Building on its 2018 FinTech Roadmap, the EBA has issued a report focused on potential impediments to the cross-border provision of banking and payment services. In the 29 October 2019 report, the EBA identifies three regulatory areas in which the further integration of European banking and payment services markets can be improved. The three areas the EBA addresses are authorisation and licensing, conduct of business and consumer protection requirements, and anti-money laundering ("AML") and countering the financing of terrorism ("CFT").
In its 2018 FinTech Roadmap, the EBA concluded that digital solutions have the potential to enable providers of financial services to reach a greater number of customers. However, in 2016 only 7 % of consumers used financial services from another EU Member State; it is therefore unsurprising that the EBA sees room for improvement in this area. As a follow-up to its FinTech Roadmap, the EBA has tried to identify legal issues which may deter FinTech firms from providing cross-border services, and has offered solutions to these issues.
The first impediment the EBA identifies are varying approaches across Member States with regard to authorisations and licensing granted by the regulators. Market participants have complained that there are significant differences between competent authorities concerning the regulatory requirements imposed before being permitted to branch operations across the EU. The associated cost of compliance further hinders firms looking to provide cross-border services. Additionally, there is not enough publicly-available information for financial service providers to understand the requirements they might be subject to if they provide services on a cross-border basis. Furthermore, EBA identifies that competent authorities lack visibility in relation to cross-border activities due to the weaknesses in current reporting requirements.
The second impediment concerns the diverging standards related to the conduct of business and consumer protection requirements. EBA specifies that a lack of harmonisation in the areas of advertising, and in the information that financial service providers have to provide to consumers, presents issues regarding consumer disclosures . Additionally, the EBA finds that the complaints-handling procedures are not fully harmonised, which leads to differing standards in terms of consumer protection.
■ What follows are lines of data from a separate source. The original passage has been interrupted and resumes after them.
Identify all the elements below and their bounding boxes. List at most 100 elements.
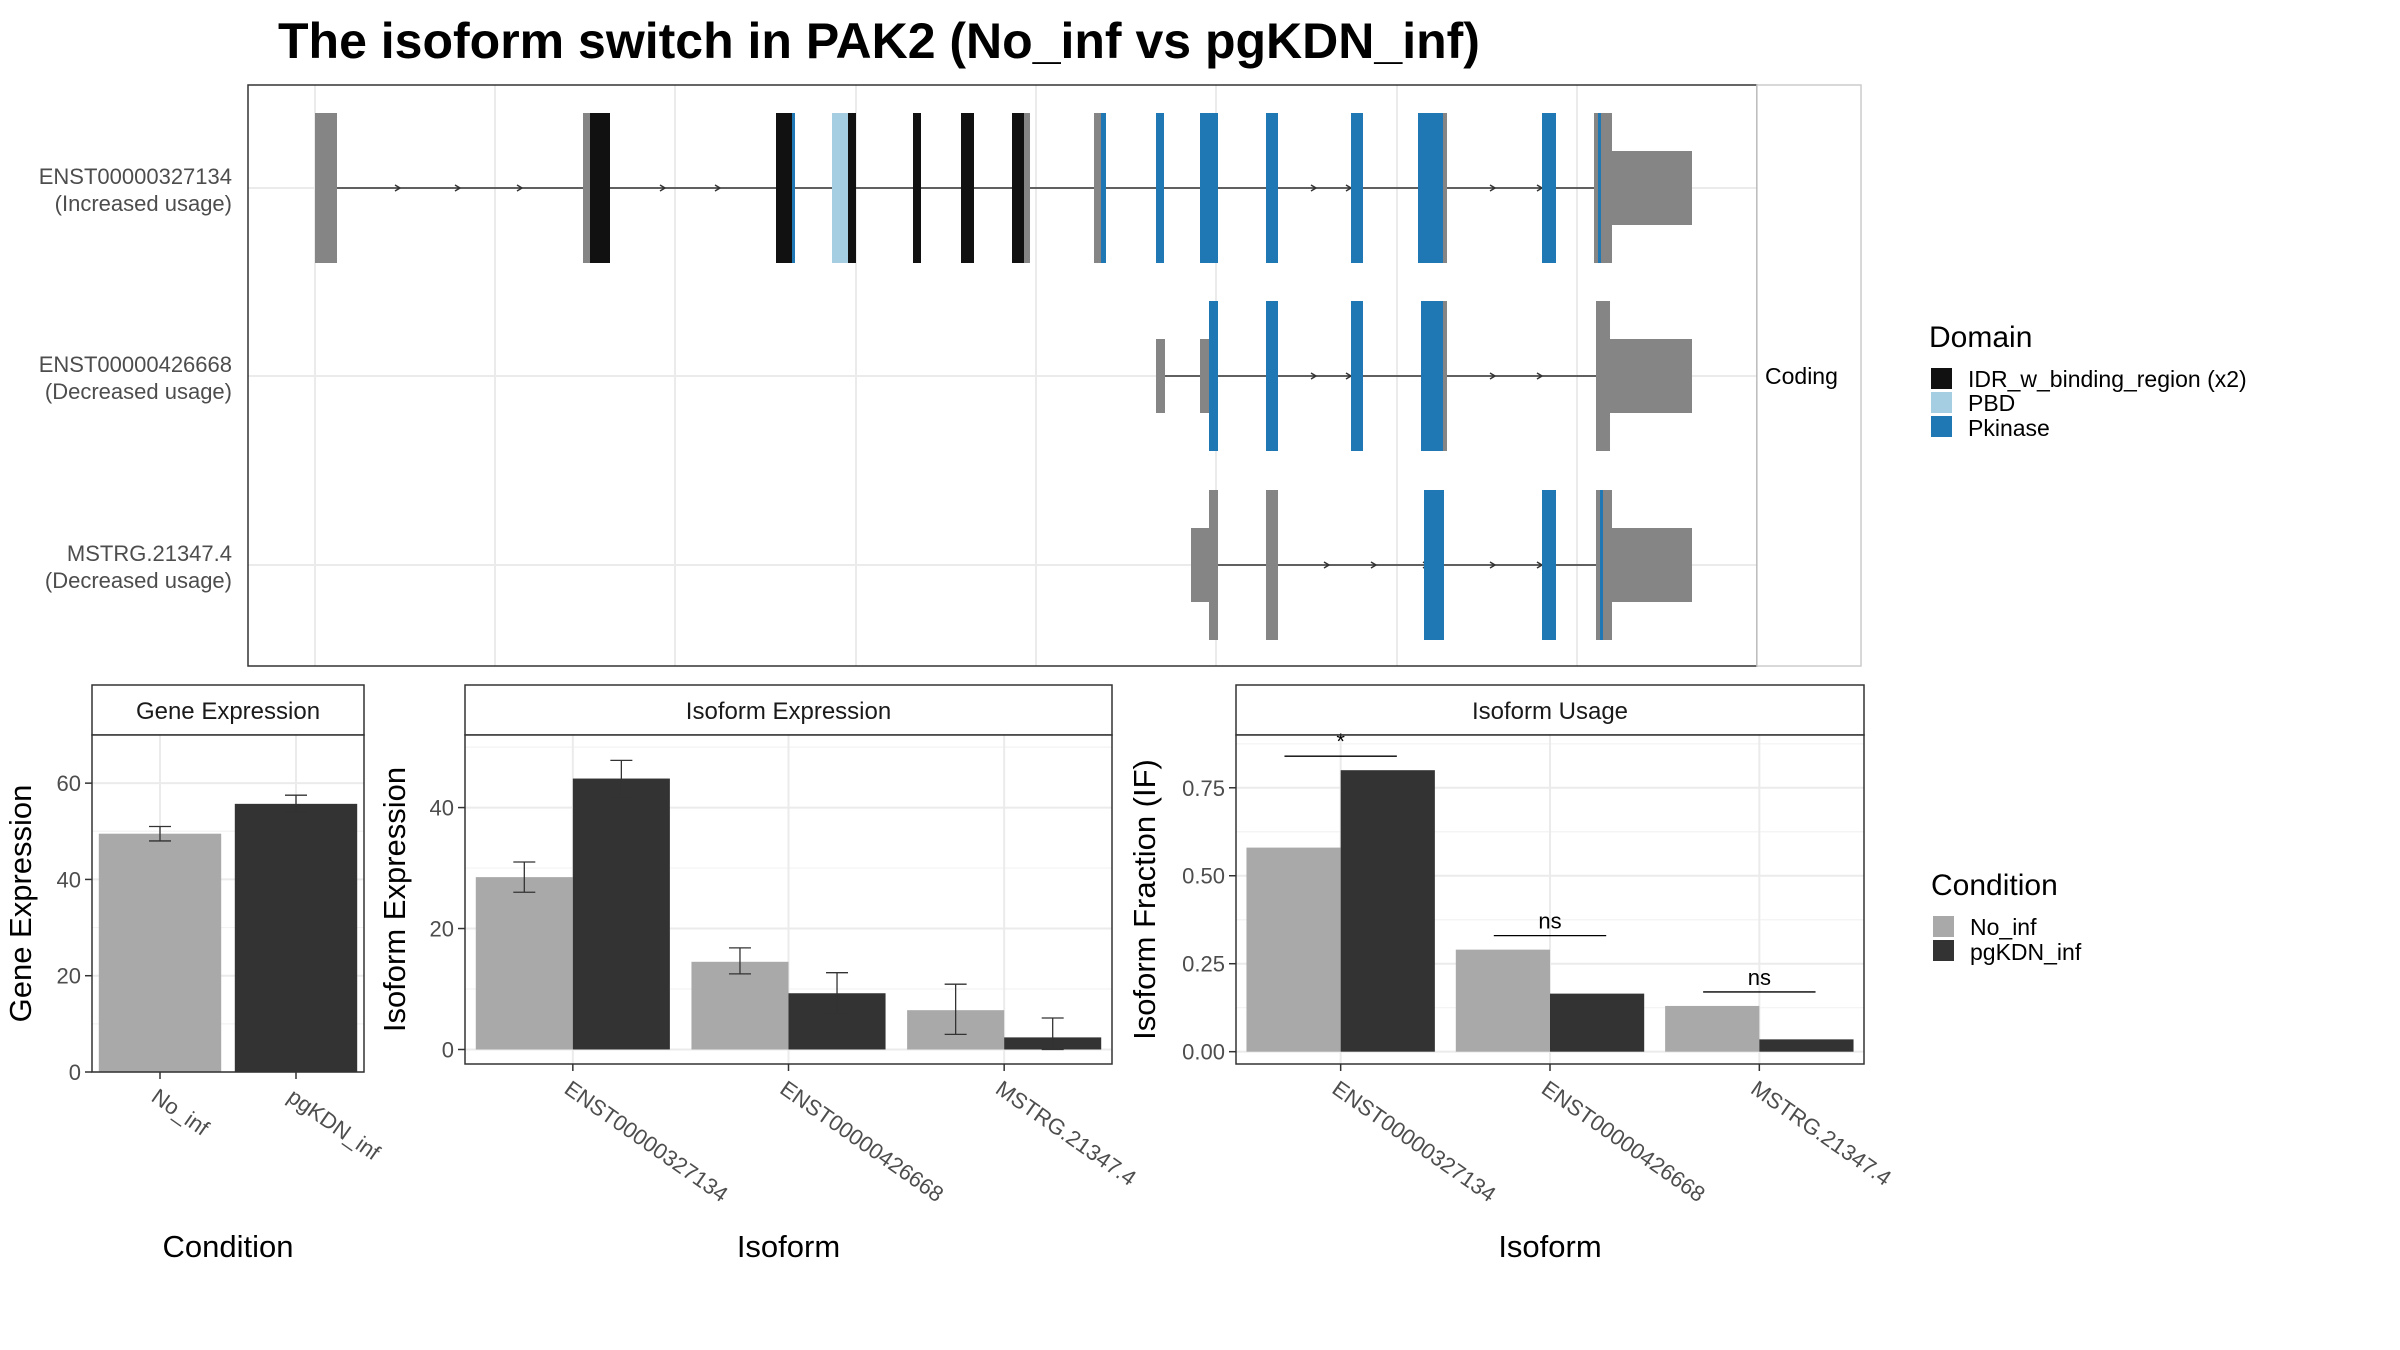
y-tick-label: 20	[430, 917, 454, 942]
exon-block	[1156, 339, 1165, 413]
x-axis-title: Isoform	[737, 1229, 840, 1264]
intron-arrow	[1489, 561, 1497, 569]
x-tick-label: pgKDN_inf	[283, 1084, 385, 1166]
x-tick-label: MSTRG.21347.4	[991, 1076, 1141, 1191]
transcript-usage-label: (Decreased usage)	[45, 379, 232, 404]
intron-arrow	[1310, 372, 1318, 380]
legend-swatch-pbd	[1931, 392, 1952, 413]
transcript-usage-label: (Increased usage)	[55, 191, 232, 216]
intron-arrow	[394, 184, 402, 192]
intron-arrow	[1310, 184, 1318, 192]
x-tick-label: ENST00000327134	[1328, 1076, 1501, 1207]
y-tick-label: 0	[442, 1037, 454, 1062]
y-axis-title: Isoform Expression	[377, 767, 412, 1032]
domain-block	[1101, 113, 1106, 263]
exon-block	[1612, 528, 1692, 602]
y-tick-label: 60	[57, 771, 81, 796]
exon-block	[1596, 490, 1600, 640]
legend-label-pgkdn-inf: pgKDN_inf	[1970, 939, 2082, 965]
coding-strip-label: Coding	[1765, 363, 1838, 389]
intron-arrow	[659, 184, 667, 192]
bar	[234, 803, 358, 1072]
condition-legend-title: Condition	[1931, 869, 2058, 902]
exon-block	[1612, 151, 1692, 225]
bar	[1550, 993, 1645, 1052]
significance-label: ns	[1538, 909, 1561, 934]
domain-block	[832, 113, 848, 263]
legend-swatch-idr	[1931, 368, 1952, 389]
gene-expression-panel: Gene Expression 0 20 40 60 No_inf pgKDN_inf Con…	[3, 684, 385, 1264]
significance-label: *	[1336, 729, 1345, 754]
legend-swatch-pkinase	[1931, 416, 1952, 437]
intron-arrow	[1489, 372, 1497, 380]
intron-arrow	[1489, 184, 1497, 192]
plot-border	[91, 734, 365, 1073]
transcript-id-label: ENST00000426668	[39, 352, 232, 377]
exon-block	[1601, 113, 1612, 263]
coding-strip: Coding	[1756, 84, 1862, 667]
exon-block	[1024, 113, 1030, 263]
domain-block	[1600, 490, 1603, 640]
domain-block	[1012, 113, 1024, 263]
domain-block	[913, 113, 921, 263]
figure-title: The isoform switch in PAK2 (No_inf vs pg…	[278, 13, 1480, 69]
domain-block	[1200, 113, 1218, 263]
y-tick-label: 0.75	[1182, 776, 1225, 801]
bar	[1759, 1039, 1854, 1052]
panel-strip	[464, 684, 1113, 736]
x-tick-label: ENST00000426668	[776, 1076, 949, 1207]
significance-label: ns	[1748, 965, 1771, 990]
bar	[691, 961, 789, 1050]
transcript-usage-label: (Decreased usage)	[45, 568, 232, 593]
panel-strip	[1235, 684, 1865, 736]
bar	[1665, 1005, 1760, 1052]
domain-legend-title: Domain	[1929, 321, 2032, 354]
exon-block	[1443, 113, 1447, 263]
bar	[1246, 847, 1341, 1052]
y-tick-label: 0.00	[1182, 1040, 1225, 1065]
y-axis-title: Isoform Fraction (IF)	[1127, 759, 1162, 1040]
legend-label-no-inf: No_inf	[1970, 914, 2037, 940]
transcript-id-label: ENST00000327134	[39, 164, 232, 189]
panel-strip-label: Isoform Usage	[1472, 698, 1628, 725]
intron-arrow	[1323, 561, 1331, 569]
x-tick-label: MSTRG.21347.4	[1746, 1076, 1896, 1191]
exon-block	[1191, 528, 1209, 602]
isoform-usage-panel: Isoform Usage * ns ns 0.00 0.25 0.50 0.75 ENST00…	[1127, 684, 1896, 1264]
domain-block	[1266, 113, 1278, 263]
y-tick-label: 0.25	[1182, 952, 1225, 977]
panel-strip-label: Isoform Expression	[686, 698, 891, 725]
y-tick-label: 20	[57, 964, 81, 989]
intron-arrow	[1536, 372, 1544, 380]
exon-block	[583, 113, 592, 263]
exon-block	[1596, 301, 1610, 451]
intron-arrow	[714, 184, 722, 192]
isoform-expression-panel: Isoform Expression 0 20 40 ENST00000327134 EN…	[377, 684, 1141, 1264]
bar	[572, 778, 670, 1050]
exon-block	[1443, 301, 1447, 451]
transcript-structure-panel: ENST00000327134(Increased usage) ENST0000…	[39, 84, 1758, 667]
exon-block	[1200, 339, 1209, 413]
exon-block	[1594, 113, 1598, 263]
exon-block	[315, 113, 337, 263]
intron-arrow	[454, 184, 462, 192]
intron-arrow	[1370, 561, 1378, 569]
y-tick-label: 40	[430, 796, 454, 821]
exon-block	[1610, 339, 1692, 413]
domain-block	[792, 113, 795, 263]
domain-block	[961, 113, 974, 263]
y-tick-label: 0	[69, 1060, 81, 1085]
domain-block	[1156, 113, 1164, 263]
domain-block	[1542, 113, 1556, 263]
y-axis-title: Gene Expression	[3, 785, 38, 1023]
domain-block	[848, 113, 856, 263]
legend-label-pkinase: Pkinase	[1968, 415, 2050, 441]
bar	[1340, 770, 1435, 1052]
domain-block	[1542, 490, 1556, 640]
x-tick-label: ENST00000327134	[560, 1076, 733, 1207]
exon-block	[1266, 490, 1278, 640]
intron-arrow	[516, 184, 524, 192]
condition-legend: Condition No_inf pgKDN_inf	[1931, 869, 2082, 965]
domain-block	[590, 113, 610, 263]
Moreover, a lack of clear allocation of responsibilities between home and host competent authorities can lead to regulatory gaps and arbitrage, resulting in lower protection for consumers.
The third impediment EBA points out is the varying approach to AML and CFT in different Member States. The EBA notes that as a result of minimum harmonisation, many Member States have imposed varying levels of regulatory standards concerning AML and CFT. For example, Member States have introduced different requirements when it comes to client due diligence and acceptable digital identification standards. What is more, the extent to which financial service providers can rely on third parties to assist them in complying with the applicable AML and CFT requirements also differs between Member States.
The way ahead
The EBA has identified several solutions to the abovementioned obstacles. Regarding authorisations and licensing it suggests that the EU legislator promulgates new reporting requirements, which would oblige participants in cross-border activities to notify both home and host competent authorities.. It also suggests an additional mandate for the EBA to issue guidelines to promote more consistent communication from competent authorities on requirements imposed in host jurisdictions. The consumer protection requirements can be improved by introducing new legislative proposals to further harmonise consumer-facing disclosure requirements, the allocation of home/host responsibilities for the supervision of complaints handling in the context of cross-border services, and supervisory powers concerning the right of establishment and freedom to provide cross-border services. The EBA proposes to solve the differing AML and CFT requirements between various EU Member States by imposing further harmonisation requirements under the relevant directives. This is potentially another step towards an AML and CFT regulation which would apply directly in all EU Member States.
The report shows that the EU legislator has a lot more work to do to further integrate the financial services market. We therefore expect that the regulatory landscape - for both FinTech firms and more traditional financial services providers - will continue to change at a fast pace.